As members of the matte screen lovers guild (seriously, we'd join if this existed), we think the 4820T would've been perfect with a non-glossy version of its 14-inch, 1366 x 768 display, but everyone seems set on these glossy, reflective screens. Like we've been seeing on recent Acer laptops, the screen's bright, but viewing angles were quite bad. Horizontal angles weren't terrible for sharing the screen with another, but tilting the screen back when watching a gripping video of Lindsay Lohan's sentencing caused her face to darken and her tears to be indiscernible.

Performance and battery life


As one would expect, the TimelineX 4820T's standard voltage Core i3 processor beats all of the ULV laptops we've reviewed in the past few months. The 2.26GHz Core i3-350M processor along with 4GB of RAM was certainly fast enough for our everyday routine, too – we simultaneously ran Chrome, Microsoft Word 2007, Tweetdeck and Trillian with no lag, and even adding DVD playback to the mix didn't slow things down. It's not as fast as the Sony VAIO Z with its Core i5 processor and GeForce GT 330M graphics, but the Z's at least double the price. Cramming a standard voltage CPU into a thinner chassis does have its downsides, and those lie mostly in heat. For the most part, the 4820T did stay relatively cool, but programs that were CPU intensive, including Firefox Beta 4, caused the left palmrest and touchpad to get extremely toasty.

Though the TimelineX is available with a discrete ATI Radeon GPU, our review unit had Intel's integrated HD graphics.
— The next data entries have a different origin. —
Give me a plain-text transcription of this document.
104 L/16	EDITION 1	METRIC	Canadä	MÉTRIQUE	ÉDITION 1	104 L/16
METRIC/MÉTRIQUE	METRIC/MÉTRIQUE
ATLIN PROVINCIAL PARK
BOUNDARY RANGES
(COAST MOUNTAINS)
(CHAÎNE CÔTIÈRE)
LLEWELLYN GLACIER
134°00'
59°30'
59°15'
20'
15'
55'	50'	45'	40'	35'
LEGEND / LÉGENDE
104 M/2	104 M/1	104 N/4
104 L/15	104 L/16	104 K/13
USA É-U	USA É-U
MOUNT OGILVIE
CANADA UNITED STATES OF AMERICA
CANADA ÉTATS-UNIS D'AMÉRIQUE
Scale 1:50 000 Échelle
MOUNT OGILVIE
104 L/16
The integrated option was fine for watching YouTube HD videos and a local 1080p Green Hornet trailer, but it's not going to appease heavy gamers. For those that need the extra graphics muscle, the $799 4820TG-5637 with Core i3 and ATI Radeon HD 5650 graphics may be the worth the extra cash.


PCMarkVantage

3DMark06

Battery Life

Acer TimelineX 4820T (Intel Core i3-350M)

4926

1724

5:04

Dell Vostro V13 (Intel Core 2 Duo SU7300)

2687

556

2:39

Lenovo ThinkPad Edge 13 (Core 2 Duo SU7300)

N/A

905

5:12

ASUS U30Jc (Core i3-350M, NVIDIA)

4841

1739/3686

4:10

ASUS UL50Vf (Core 2 Duo SU7300)

3724

827/3438

6:10



Onto the million dollar question: how does Acer's use of a standard voltage CPU affect the battery life of this very portable laptop? Not much, by any measure. The 4820T's 66Wh six-cell battery lasted five hours and four minutes on our video rundown test, which loops the same video at 65 percent brightness. That's actually longer than the ULV-powered Dell Vostro V13 and just around the same time as the Lenovo ThinkPad Edge 13. In everyday usage with brightness set at 75 percent we squeezed about five and a half hours out of the system – that should be good enough to last the bus ride from New York to Boston.

Just like the Aspire One 521 and 721, Acer's loaded up the TimelineX with a bit of software. The desktop comes cluttered with Netflix, Acer games, Norton and McAfee antivirus shortcuts.

Wrap-up


Is the Acer TimelineX 4820T the perfect ultrathin laptop? Well, it's surely a step in the right direction, but ultimately what holds this back is the same stuff that holds most Acers back, and that's really its substandard build quality. In the case of the 4820T, it's especially apparent in its flexy keyboard and poor LCD. However, there's no doubt that it's in a class much on its own (the Toshiba Protégé R700/R705 falls into the same one, but we're still waiting to review it), and for $717 the 4820T fills the niche for those looking for mainstream laptop power in a thin and light chassis. And, well, that alone may just be perfection for some.